Bevölkerter Boden mit Regenwürmern

Schutzwürdige Böden: Sicherung durch die Regionalplanung

Warum sind Böden schutzwürdig, welche Funktionen erfüllen sie und welche Instrumente stehen der Regionalplanung zum Schutz von Böden zur Verfügung? Zu diesen Fragen informierte ein Vortrag der Regionalplanungsbehörde die Mitglieder des Ausschusses für Mobilität, Umwelt und Klimaschutz des Regionalrates Düsseldorf.

Boden ist mehr als Sand, Löss, Lehm oder Humus – im Boden findet sich ein Universum von Lebewesen, rund 15 Tonnen pro Hektar. Deren Stoffwechselprozesse machen den Boden zu einem der bedeutendsten Kohlenstoffspeicher überhaupt: Mit etwa 1.500 Milliarden Tonnen allein im Humus binden die Böden fast dreimal mehr Kohlenstoff als die gesamte lebende Biomasse, also alle Lebewesen inklusive Bäumen, Sträuchern und Gräsern.

Grafik Bevölkerte Böden

Abhängig von ihrer Struktur können Böden erhebliche Mengen an Wasser aufnehmen. Ein aktives Bodenleben ist wichtig als Voraussetzung für die Wasserspeicherung im Boden. So können zeitweise auftretende Niederschlagsdefizite kompensiert werden, Niederschläge versickern, der Oberflächenabfluss reduziert und die Wasserversorgung der Vegetation – also auch des Waldes und landwirtschaftlicher Kulturen – gesichert werden.
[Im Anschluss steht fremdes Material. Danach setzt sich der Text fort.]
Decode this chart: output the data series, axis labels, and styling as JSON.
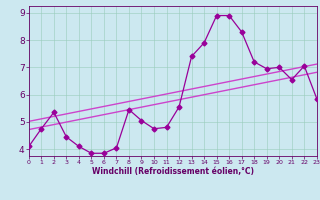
{
  "title": "",
  "xlabel": "Windchill (Refroidissement éolien,°C)",
  "ylabel": "",
  "x": [
    0,
    1,
    2,
    3,
    4,
    5,
    6,
    7,
    8,
    9,
    10,
    11,
    12,
    13,
    14,
    15,
    16,
    17,
    18,
    19,
    20,
    21,
    22,
    23
  ],
  "y_data": [
    4.1,
    4.75,
    5.35,
    4.45,
    4.1,
    3.85,
    3.85,
    4.05,
    5.45,
    5.05,
    4.75,
    4.8,
    5.55,
    7.4,
    7.9,
    8.9,
    8.9,
    8.3,
    7.2,
    6.95,
    7.0,
    6.55,
    7.05,
    5.85
  ],
  "reg_line1": [
    [
      0,
      4.72
    ],
    [
      23,
      6.82
    ]
  ],
  "reg_line2": [
    [
      0,
      5.02
    ],
    [
      23,
      7.12
    ]
  ],
  "line_color": "#990099",
  "reg_color": "#cc44cc",
  "bg_color": "#cce8f0",
  "grid_color": "#99ccbb",
  "axis_color": "#660066",
  "text_color": "#660066",
  "ylim": [
    3.75,
    9.25
  ],
  "xlim": [
    0,
    23
  ],
  "yticks": [
    4,
    5,
    6,
    7,
    8,
    9
  ],
  "xticks": [
    0,
    1,
    2,
    3,
    4,
    5,
    6,
    7,
    8,
    9,
    10,
    11,
    12,
    13,
    14,
    15,
    16,
    17,
    18,
    19,
    20,
    21,
    22,
    23
  ],
  "marker": "D",
  "markersize": 2.5,
  "linewidth": 0.9,
  "reg_linewidth": 1.0
}
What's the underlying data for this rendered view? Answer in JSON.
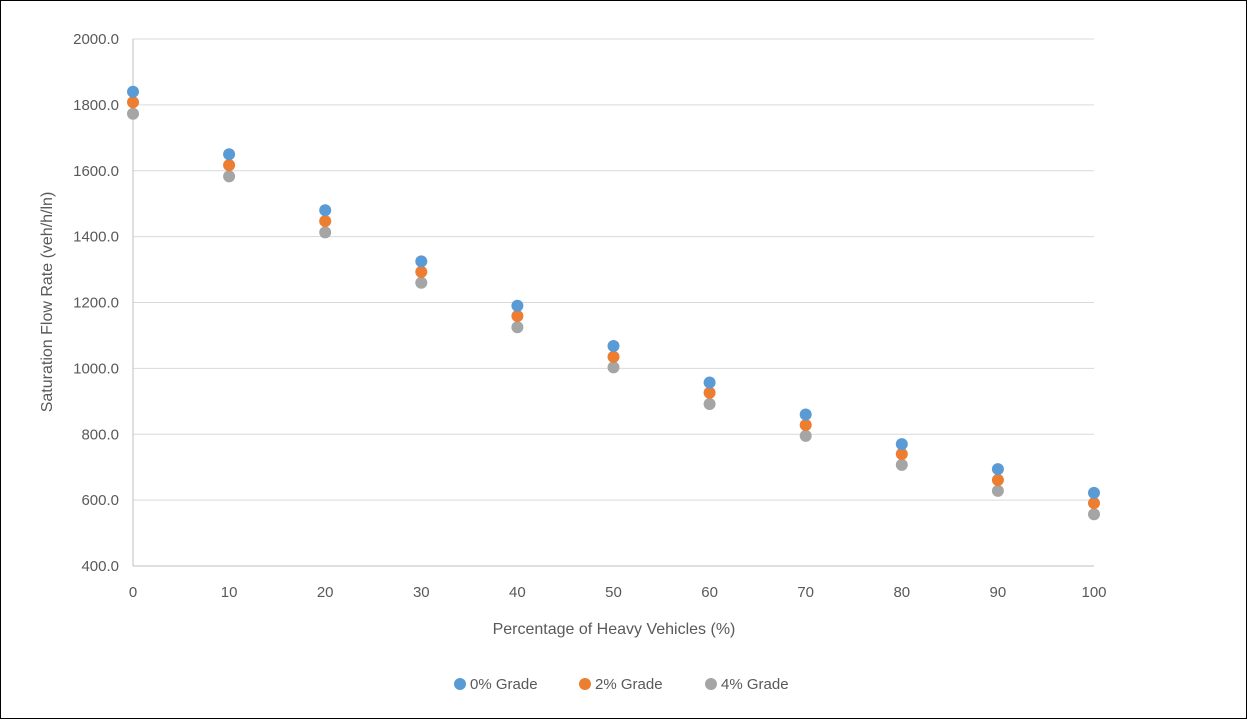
{
  "chart_data": {
    "type": "scatter",
    "title": "",
    "xlabel": "Percentage of Heavy Vehicles (%)",
    "ylabel": "Saturation Flow Rate (veh/h/ln)",
    "xlim": [
      0,
      100
    ],
    "ylim": [
      400,
      2000
    ],
    "x_ticks": [
      0,
      10,
      20,
      30,
      40,
      50,
      60,
      70,
      80,
      90,
      100
    ],
    "y_ticks": [
      400,
      600,
      800,
      1000,
      1200,
      1400,
      1600,
      1800,
      2000
    ],
    "y_tick_labels": [
      "400.0",
      "600.0",
      "800.0",
      "1000.0",
      "1200.0",
      "1400.0",
      "1600.0",
      "1800.0",
      "2000.0"
    ],
    "grid": true,
    "legend_position": "bottom",
    "x": [
      0,
      10,
      20,
      30,
      40,
      50,
      60,
      70,
      80,
      90,
      100
    ],
    "series": [
      {
        "name": "0% Grade",
        "color": "#5B9BD5",
        "values": [
          1840,
          1650,
          1480,
          1325,
          1190,
          1068,
          957,
          860,
          770,
          694,
          622
        ]
      },
      {
        "name": "2% Grade",
        "color": "#ED7D31",
        "values": [
          1808,
          1617,
          1447,
          1293,
          1159,
          1035,
          926,
          828,
          740,
          661,
          591
        ]
      },
      {
        "name": "4% Grade",
        "color": "#A5A5A5",
        "values": [
          1773,
          1583,
          1413,
          1260,
          1125,
          1003,
          892,
          795,
          707,
          628,
          557
        ]
      }
    ]
  }
}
Land- und Forstwirtschaft könnten nicht ohne die Böden als Produktionsgrundlage funktionieren, ganz abgesehen von den vielfältigen Landschaften, die sich unter dem Einfluss unterschiedlicher Böden und deren Bewirtschaftung entwickelt haben. Von Bedeutung sind Böden darüber hinaus auch als Zeugnisse der Natur und Kulturgeschichte sowie als Standorte für zahlreiche Nutzungen wie Wohnen, Industrie und Gewerbe und die Rohstoffsicherung.
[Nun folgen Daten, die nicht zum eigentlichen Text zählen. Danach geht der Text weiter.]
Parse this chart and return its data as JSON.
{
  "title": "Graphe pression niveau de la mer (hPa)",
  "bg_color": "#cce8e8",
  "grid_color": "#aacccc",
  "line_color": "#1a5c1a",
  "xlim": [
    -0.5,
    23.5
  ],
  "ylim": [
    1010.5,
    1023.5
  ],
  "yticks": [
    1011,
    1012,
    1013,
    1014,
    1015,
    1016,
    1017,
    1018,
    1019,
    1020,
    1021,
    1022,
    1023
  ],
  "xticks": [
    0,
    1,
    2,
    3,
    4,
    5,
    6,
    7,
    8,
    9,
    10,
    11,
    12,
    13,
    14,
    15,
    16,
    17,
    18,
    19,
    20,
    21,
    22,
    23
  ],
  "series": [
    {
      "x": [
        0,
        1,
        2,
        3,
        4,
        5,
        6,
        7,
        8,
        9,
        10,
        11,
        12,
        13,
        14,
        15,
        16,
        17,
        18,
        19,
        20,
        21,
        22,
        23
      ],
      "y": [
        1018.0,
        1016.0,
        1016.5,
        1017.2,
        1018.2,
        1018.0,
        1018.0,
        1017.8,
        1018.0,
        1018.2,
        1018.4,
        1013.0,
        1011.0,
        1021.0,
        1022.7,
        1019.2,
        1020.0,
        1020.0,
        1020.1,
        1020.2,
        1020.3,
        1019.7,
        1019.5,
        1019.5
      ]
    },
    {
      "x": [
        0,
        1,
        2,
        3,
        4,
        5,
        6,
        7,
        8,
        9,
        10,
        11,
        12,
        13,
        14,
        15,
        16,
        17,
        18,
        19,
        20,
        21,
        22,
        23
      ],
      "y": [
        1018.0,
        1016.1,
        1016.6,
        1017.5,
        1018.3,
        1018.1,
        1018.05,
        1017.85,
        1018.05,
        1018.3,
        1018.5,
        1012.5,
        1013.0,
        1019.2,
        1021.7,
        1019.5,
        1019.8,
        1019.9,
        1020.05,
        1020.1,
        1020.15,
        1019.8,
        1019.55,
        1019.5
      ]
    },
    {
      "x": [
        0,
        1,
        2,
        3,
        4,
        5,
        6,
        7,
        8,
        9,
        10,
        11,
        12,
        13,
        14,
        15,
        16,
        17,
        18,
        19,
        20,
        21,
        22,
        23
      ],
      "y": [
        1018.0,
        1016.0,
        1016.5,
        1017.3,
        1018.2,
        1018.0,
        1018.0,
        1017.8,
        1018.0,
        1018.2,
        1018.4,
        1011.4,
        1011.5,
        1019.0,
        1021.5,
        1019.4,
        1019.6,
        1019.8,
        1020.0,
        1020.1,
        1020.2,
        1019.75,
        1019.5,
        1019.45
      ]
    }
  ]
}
In der Planungsregion Düsseldorf sind nach Angaben des Geologischen Dienstes (2019) auf rund 47% der Fläche schutzwürdige Böden mit besonderer Funktionserfüllung anzutreffen. Grundlage für die Planung ist als Fachbeitrag des Bodenschutzes die Karte der schutzwürdigen Böden im Maßstab 1:50.000 des Geologischen Dienstes NRW. Die Mitglieder des Ausschusses erfuhren in dem Vortrag, dass auf der Ebene der Regionalplanung unter anderem Festlegungen in Raumordnungsplänen, die Berücksichtigung von Böden im Rahmen der Strategischen Umweltprüfung sowie bei der Anpassung der Bauleitplanung an die Ziele der Raumordnung dazu beitragen, dass Böden nicht mehr als erforderlich in Anspruch genommen werden. Gleichwohl stellt der Schutz von Böden die Stadt- und Regionalplanung gerade in den Teilräumen der Planungsregion, in denen schutzwürdige Böden nahezu flächendeckend vorkommen, vor besondere Herausforderungen.